Celle qui expose partout où ça compte depuis dix ans arrive à 46 ans à la Biennale de Venise mûre d’une solide expérience et honorée de prix, dont le prix Marcel-Duchamp 2020 avec sa bourse de 90 000 euros, qui confirme le « foisonnement créatif de la scène française ». Alors, Venise, c’est gros ?
« En ce qui concerne la taille, ce n’est pas le plus grand, répond-elle. Mais pour ce qui est de la visibilité, c’est la plus grande plateforme, l’invitation la plus importante qui soit, pour le prestige et la responsabilité. [C’est moi qu’on a choisie] parmi tous les artistes canadiens qui auraient pu l’être. Du coup, il faut que je réalise quelque chose qui fasse honneur [à mes] confrères et consoeurs. »
Des milliers de perles
Venise, carrefour historique du commerce, est à l’origine de l’oeuvre que Kapwani Kiwanga a conçue pendant un an et demi, accompagnée par la commissaire Gaëtane Verna. C’est la perle conterie, propre à Murano, île de la lagune de Venise connue pour sa tradition de la verrerie, qui est au coeur de la transformation du pavillon canadien en un bâtiment dont l’extérieur et l’intérieur se confondent. L’artiste en a utilisé des milliers, parmi d’autres matériaux, comme le bois, des métaux ou de l’huile de palme.
« Tous mes travaux s’ancrent dans un lieu. C’est le point de départ. J’élabore rarement un projet dans ma tête, à l’atelier, que je pose après dans un environnement. J’ai une invitation, je visite les lieux, et je réponds au contexte environnemental, social, économique, politique ou architectural. À Venise, il y a tout ça. »
Kapwani Kiwanga a découvert Venise en touriste, « assez jeune ». Et si elle y est retournée plus d’une fois pour la Biennale — « pas souvent, je n’avais pas les moyens, [j’y allais] quand on m’invitait » —, elle a toujours gardé son impression initiale : une petite ville à la portée gigantesque. Hésitant entre un projet autour de la botanique inspiré par les Giardini et un autre avec le verre, elle a choisi le second, pour le jeu d’échelle qu’il offrait. La conterie a été déterminante quand l’artiste a compris que la petite perle avait longtemps servi de monnaie d’échange et façonné le monde depuis le XVIe siècle.

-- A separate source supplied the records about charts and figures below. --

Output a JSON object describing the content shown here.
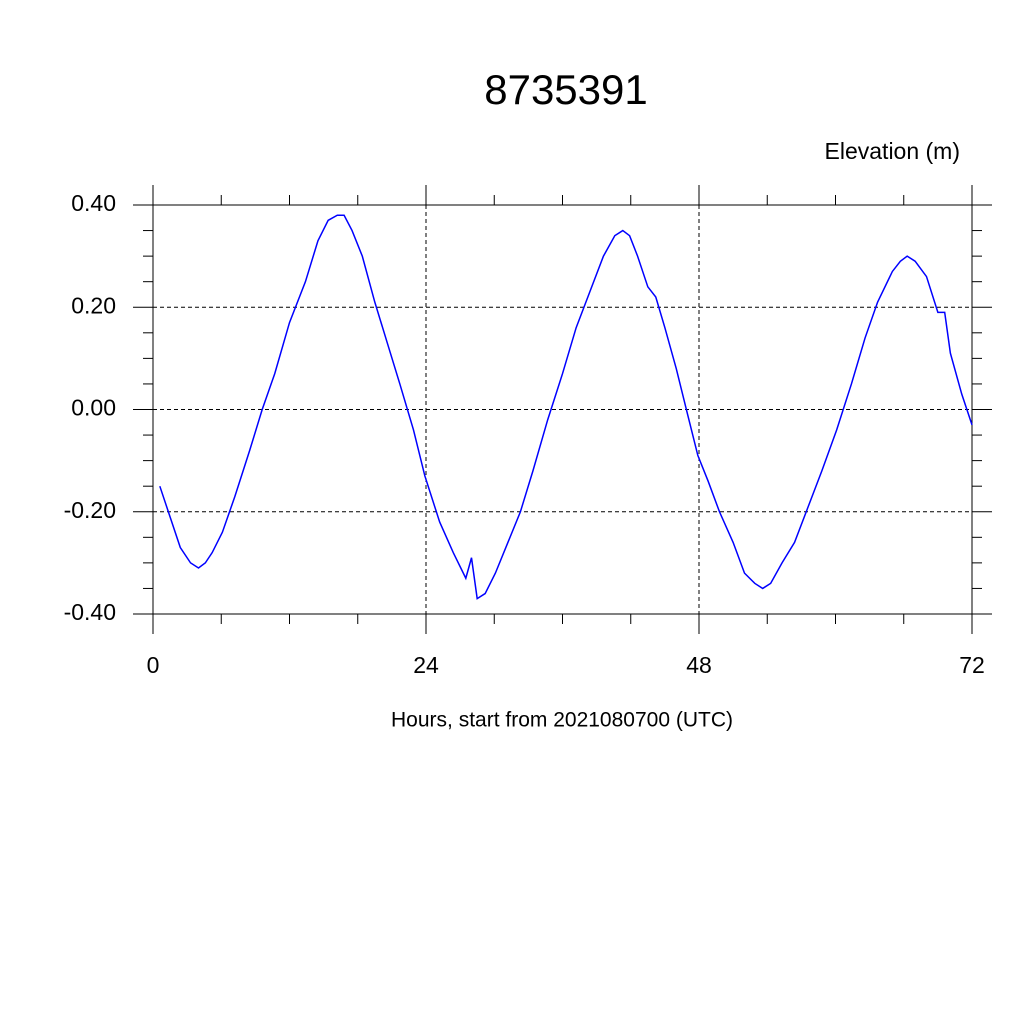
{
  "chart_data": {
    "type": "line",
    "title": "8735391",
    "ylabel": "Elevation (m)",
    "xlabel": "Hours, start from 2021080700 (UTC)",
    "x": [
      0.6,
      1.5,
      2.4,
      3.3,
      4.0,
      4.6,
      5.2,
      6.1,
      7.2,
      8.5,
      9.6,
      10.7,
      12.0,
      13.4,
      14.5,
      15.4,
      16.2,
      16.8,
      17.5,
      18.4,
      19.5,
      20.6,
      21.7,
      22.9,
      23.9,
      25.2,
      26.4,
      27.5,
      28.0,
      28.5,
      29.2,
      30.1,
      31.2,
      32.3,
      33.4,
      34.7,
      36.0,
      37.2,
      38.4,
      39.6,
      40.6,
      41.3,
      41.9,
      42.6,
      43.5,
      44.2,
      45.0,
      46.0,
      47.0,
      47.9,
      48.8,
      49.8,
      51.0,
      52.0,
      52.9,
      53.6,
      54.3,
      55.3,
      56.4,
      57.6,
      58.8,
      60.1,
      61.4,
      62.6,
      63.7,
      65.0,
      65.7,
      66.3,
      67.0,
      68.0,
      69.0,
      69.6,
      70.1,
      71.1,
      72.0
    ],
    "series": [
      {
        "name": "Elevation",
        "color": "#0000ff",
        "values": [
          -0.15,
          -0.21,
          -0.27,
          -0.3,
          -0.31,
          -0.3,
          -0.28,
          -0.24,
          -0.17,
          -0.08,
          0.0,
          0.07,
          0.17,
          0.25,
          0.33,
          0.37,
          0.38,
          0.38,
          0.35,
          0.3,
          0.21,
          0.13,
          0.05,
          -0.04,
          -0.13,
          -0.22,
          -0.28,
          -0.33,
          -0.29,
          -0.37,
          -0.36,
          -0.32,
          -0.26,
          -0.2,
          -0.12,
          -0.02,
          0.07,
          0.16,
          0.23,
          0.3,
          0.34,
          0.35,
          0.34,
          0.3,
          0.24,
          0.22,
          0.16,
          0.08,
          -0.01,
          -0.09,
          -0.14,
          -0.2,
          -0.26,
          -0.32,
          -0.34,
          -0.35,
          -0.34,
          -0.3,
          -0.26,
          -0.19,
          -0.12,
          -0.04,
          0.05,
          0.14,
          0.21,
          0.27,
          0.29,
          0.3,
          0.29,
          0.26,
          0.19,
          0.19,
          0.11,
          0.03,
          -0.03
        ]
      }
    ],
    "xlim": [
      0,
      72
    ],
    "xticks": [
      0,
      24,
      48,
      72
    ],
    "ylim": [
      -0.4,
      0.4
    ],
    "yticks": [
      {
        "value": -0.4,
        "label": "-0.40"
      },
      {
        "value": -0.2,
        "label": "-0.20"
      },
      {
        "value": 0,
        "label": "0.00"
      },
      {
        "value": 0.2,
        "label": "0.20"
      },
      {
        "value": 0.4,
        "label": "0.40"
      }
    ],
    "grid": true
  }
}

Kapwani Kiwanga évoque l’huile de palme comme un exemple d’une ressource que l’Europe, alors en pleine Révolution industrielle, obtenait en échange des perles de Murano. Cette huile moins chère a permis « de faire tourner des machines », a-t-elle constaté lors de ses recherches, alors que des formes systémiques d’esclavage et d’extraction de minéraux se développaient de manière parallèle.
Les matériaux à l’état brut qu’elle a apportés à Venise rendront compte, espère-t-elle, de la complexité de l’économie mondiale et permettront de nouvelles lectures de l’histoire vénitienne. Son approche ne vise cependant pas à raconter explicitement un fait, ni à en dénoncer. Kapwani Kiwanga préfère miser sur la poésie de l’art et sur l’expérience physique de ses installations, que ce soit cette Trinket ou une autre.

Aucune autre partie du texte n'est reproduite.